E’ importante comunque rilevare che i terremoti verificatisi in questa zona nell’ultimo

trentennio, che hanno coinvolto gli edifici dell’Istituto, non hanno, per fortuna, determinato

più gravi conseguenze di quelle ipotizzate nello scenario seguente e sulla base del quale è

stata tarata la procedura che verrà successivamente esposta:

• lesione agli edifici senza crolli strutturali (se non di calcinacci o cornicioni);

• lievi danni agli impianti (parziale interruzione di erogazione elettrica, guasti alle linee

telefoniche o alla rete idrica , ecc.);

• danneggiamenti a strutture interne (blocco di porte o serramenti, danneggiamenti e

distacchi di parte dei controsoffitti, ecc.);

• panico, anche elevato, ma senza degenerazioni all’atto della verifica concreta del fatto

che le strutture portanti dell’edificio reggano l’urto sismico.

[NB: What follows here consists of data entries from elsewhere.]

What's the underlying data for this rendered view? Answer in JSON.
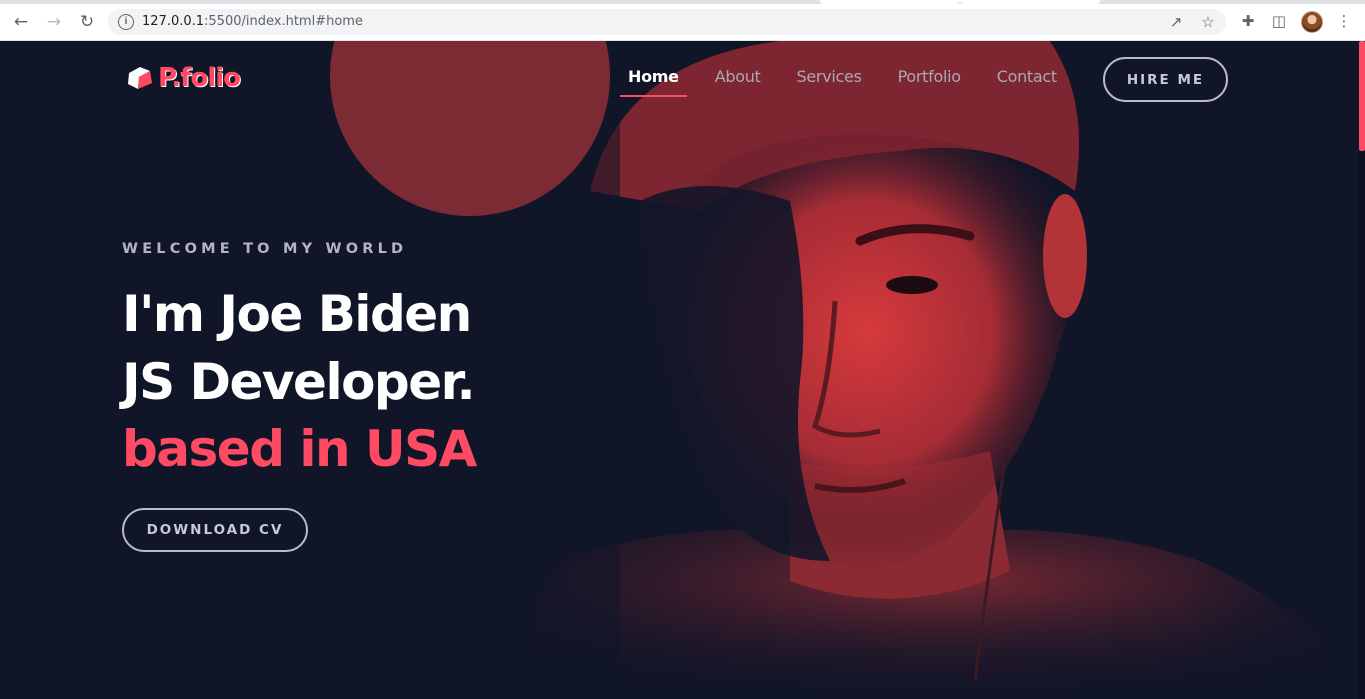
{
  "browser": {
    "url_host": "127.0.0.1",
    "url_path": ":5500/index.html#home",
    "icons": {
      "back": "arrow-left-icon",
      "forward": "arrow-right-icon",
      "reload": "reload-icon",
      "info": "info-icon",
      "share": "share-icon",
      "bookmark": "star-icon",
      "extensions": "puzzle-icon",
      "side_panel": "side-panel-icon",
      "menu": "kebab-menu-icon"
    }
  },
  "site": {
    "logo_text": "P.folio",
    "nav": [
      {
        "label": "Home",
        "active": true
      },
      {
        "label": "About",
        "active": false
      },
      {
        "label": "Services",
        "active": false
      },
      {
        "label": "Portfolio",
        "active": false
      },
      {
        "label": "Contact",
        "active": false
      }
    ],
    "hire_label": "HIRE ME"
  },
  "hero": {
    "welcome": "WELCOME TO MY WORLD",
    "line1": "I'm Joe Biden",
    "line2": "JS Developer.",
    "line3": "based in USA",
    "cv_label": "DOWNLOAD CV"
  },
  "colors": {
    "accent": "#ff4a64",
    "background": "#111528",
    "portrait_tint": "#e23e3e"
  }
}
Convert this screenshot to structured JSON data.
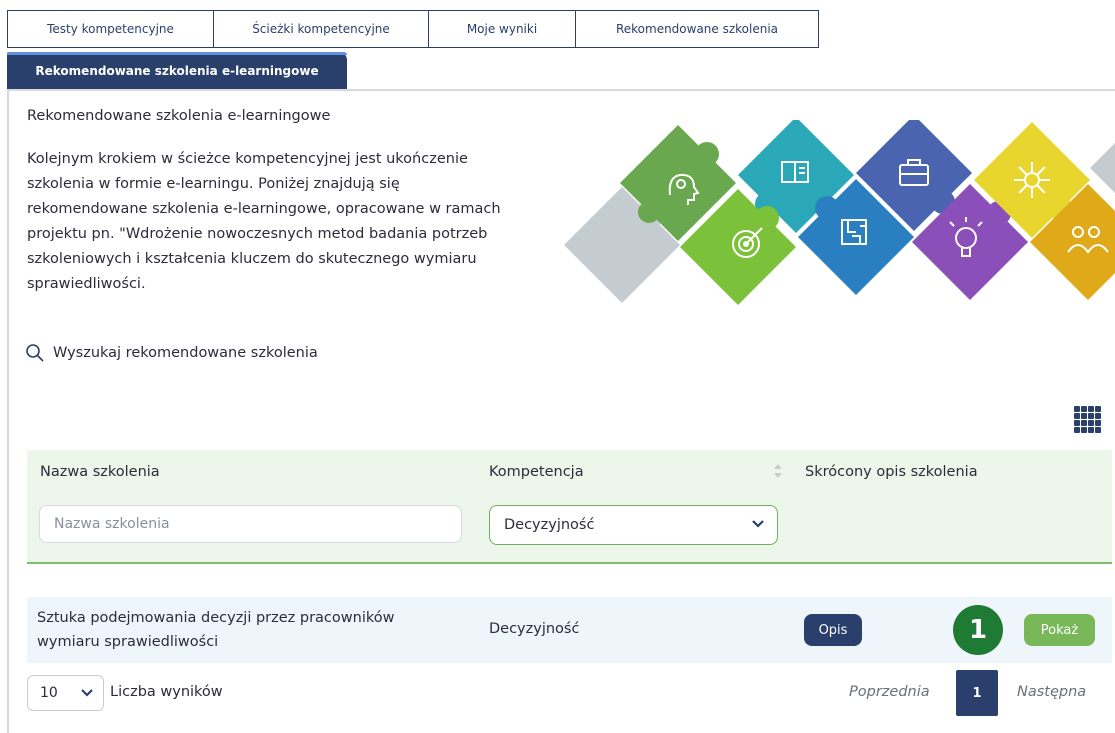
{
  "tabs": [
    {
      "label": "Testy kompetencyjne"
    },
    {
      "label": "Ścieżki kompetencyjne"
    },
    {
      "label": "Moje wyniki"
    },
    {
      "label": "Rekomendowane szkolenia"
    }
  ],
  "active_tab": {
    "label": "Rekomendowane szkolenia e-learningowe"
  },
  "section": {
    "title": "Rekomendowane szkolenia e-learningowe",
    "intro": "Kolejnym krokiem w ścieżce kompetencyjnej jest ukończenie szkolenia w formie e-learningu. Poniżej znajdują się rekomendowane szkolenia e-learningowe, opracowane w ramach projektu pn. \"Wdrożenie nowoczesnych metod badania potrzeb szkoleniowych i kształcenia kluczem do skutecznego wymiaru sprawiedliwości."
  },
  "search": {
    "label": "Wyszukaj rekomendowane szkolenia",
    "icon": "search-icon"
  },
  "table": {
    "columns": {
      "name": "Nazwa szkolenia",
      "competence": "Kompetencja",
      "description": "Skrócony opis szkolenia"
    },
    "filters": {
      "name_placeholder": "Nazwa szkolenia",
      "competence_selected": "Decyzyjność"
    },
    "rows": [
      {
        "name": "Sztuka podejmowania decyzji przez pracowników wymiaru sprawiedliwości",
        "competence": "Decyzyjność",
        "opis_label": "Opis",
        "badge": "1",
        "show_label": "Pokaż"
      }
    ]
  },
  "footer": {
    "page_size": "10",
    "results_label": "Liczba wyników",
    "prev_label": "Poprzednia",
    "current_page": "1",
    "next_label": "Następna"
  },
  "colors": {
    "primary": "#2a3f6b",
    "accent_green": "#78b858",
    "badge_green": "#1f7a33",
    "filter_bg": "#ecf6ea",
    "row_bg": "#eef5fb"
  },
  "puzzle_icons": [
    "head-icon",
    "book-icon",
    "briefcase-icon",
    "network-icon",
    "target-icon",
    "maze-icon",
    "lightbulb-icon",
    "people-icon"
  ]
}
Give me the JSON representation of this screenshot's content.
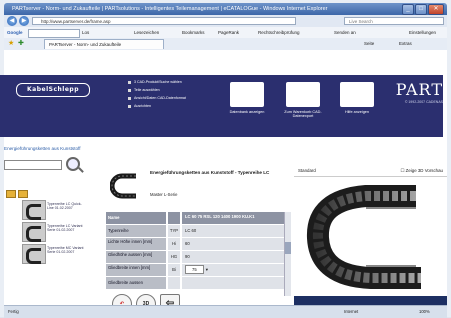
{
  "window": {
    "title": "PARTserver - Norm- und Zukaufteile | PARTsolutions - Intelligentes Teilemanagement | eCATALOGue - Windows Internet Explorer",
    "controls": [
      "_",
      "□",
      "✕"
    ]
  },
  "address_bar": {
    "url": "http://www.partserver.de/frame.asp",
    "search_placeholder": "Live Search"
  },
  "google_toolbar": {
    "brand": "Google",
    "items": [
      "Los",
      "Lesezeichen",
      "Bookmarks",
      "PageRank",
      "Rechtschreibprüfung",
      "Senden an"
    ],
    "settings": "Einstellungen"
  },
  "favorites": {
    "tab_label": "PARTserver - Norm- und Zukaufteile",
    "right_items": [
      "Seite",
      "Extras"
    ]
  },
  "site": {
    "logo": "KabelSchlepp",
    "menu": [
      "3 CAD-Produkt/Suche wählen",
      "Teile auswählen",
      "Ansicht/Daten CAD-Datenformat",
      "Ausrichten"
    ],
    "banner_buttons": [
      "Datenbank anzeigen",
      "Zum Warenkorb CAD-Datenexport",
      "Hilfe anzeigen"
    ],
    "brand": "PART",
    "brand_copyright": "© 1992-2007 CADENAS"
  },
  "left_panel": {
    "title": "Energieführungsketten aus Kunststoff",
    "search_placeholder": "",
    "items": [
      {
        "label": "Typenreihe LC Quick-Line 01.02.2007"
      },
      {
        "label": "Typenreihe LC Variant Serie 01.02.2007"
      },
      {
        "label": "Typenreihe MC Variant Serie 01.02.2007"
      }
    ]
  },
  "product": {
    "title": "Energieführungsketten aus Kunststoff - Typenreihe LC",
    "subtitle": "Master L-Serie",
    "table": [
      {
        "key": "Name",
        "code": "",
        "value": "LC 60 75 RSL 120 1400 1900 KU.K1"
      },
      {
        "key": "Typenreihe",
        "code": "TYP",
        "value": "LC 60"
      },
      {
        "key": "Lichte Höhe innen [mm]",
        "code": "Hi",
        "value": "60"
      },
      {
        "key": "Gliedhöhe aussen [mm]",
        "code": "HG",
        "value": "90"
      },
      {
        "key": "Gliedbreite innen [mm]",
        "code": "Bi",
        "value": "75"
      },
      {
        "key": "Gliedbreite aussen",
        "code": "",
        "value": ""
      }
    ],
    "bottom_icons": [
      "back-icon",
      "3d-icon",
      "forward-icon"
    ],
    "bottom_3d_label": "3D"
  },
  "viewer": {
    "mode": "Standard",
    "show_3d_label": "Zeige 3D Vorschau"
  },
  "statusbar": {
    "left": "Fertig",
    "zone": "Internet",
    "zoom": "100%"
  }
}
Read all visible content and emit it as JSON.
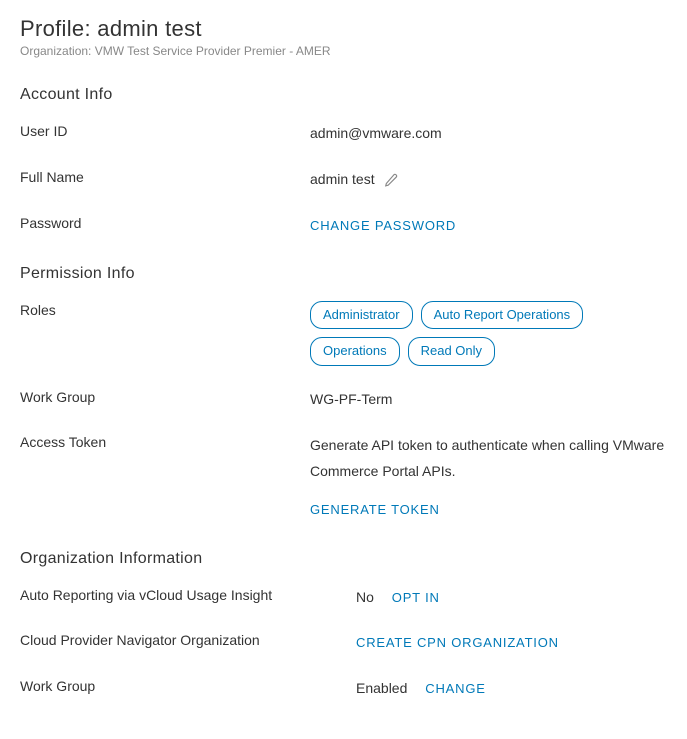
{
  "header": {
    "title": "Profile: admin test",
    "org_prefix": "Organization: ",
    "org_name": "VMW Test Service Provider Premier - AMER"
  },
  "sections": {
    "account": "Account Info",
    "permission": "Permission Info",
    "org": "Organization Information"
  },
  "account": {
    "user_id_label": "User ID",
    "user_id_value": "admin@vmware.com",
    "full_name_label": "Full Name",
    "full_name_value": "admin test",
    "password_label": "Password",
    "change_password_btn": "CHANGE PASSWORD"
  },
  "permission": {
    "roles_label": "Roles",
    "roles": [
      "Administrator",
      "Auto Report Operations",
      "Operations",
      "Read Only"
    ],
    "work_group_label": "Work Group",
    "work_group_value": "WG-PF-Term",
    "access_token_label": "Access Token",
    "access_token_desc": "Generate API token to authenticate when calling VMware Commerce Portal APIs.",
    "generate_token_btn": "GENERATE TOKEN"
  },
  "org": {
    "auto_report_label": "Auto Reporting via vCloud Usage Insight",
    "auto_report_value": "No",
    "opt_in_btn": "OPT IN",
    "cpn_label": "Cloud Provider Navigator Organization",
    "cpn_btn": "CREATE CPN ORGANIZATION",
    "wg_label": "Work Group",
    "wg_value": "Enabled",
    "change_btn": "CHANGE"
  }
}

2 - L’Istituto risulta essere ubicato in una zona a basso rischio idrogeologico, che per quanto

possa far escludere eventi franosi ed alluvionali direttamente interessanti la struttura,

potrebbero invece innescare dei black out elettrici o interruzioni della rete idrica, come già

avvenuto con l’evento franoso del 2004 interessante il versante della collina di Via

Sant’Ignazio di Loyola.

3 - Dalla valutazione del rischio vulcanico si evince che l’Istituto risulta essere ubicato non

solo al di fuori della zona di invasione da flussi piroclastici ma anche in un area con indice

di rischio relativo al crollo delle coperture degli edifici per carico di depositi piroclastici -

ceneri e lapilli piuttosto basso. Se poi correliamo la probabilità di carico dei depositi

piroclastici - ceneri e lapilli alla tipologia strutturale degli edifici dell’Istituto è da ritenere

questa ipotesi di rischio crollo del tutto inesistente. Eventi del genere potrebbero, invece,

provocare malfunzionamento della rete idrica e di smaltimento delle acque, nonché

compromettere l’efficienza degli impianti di climatizzazione.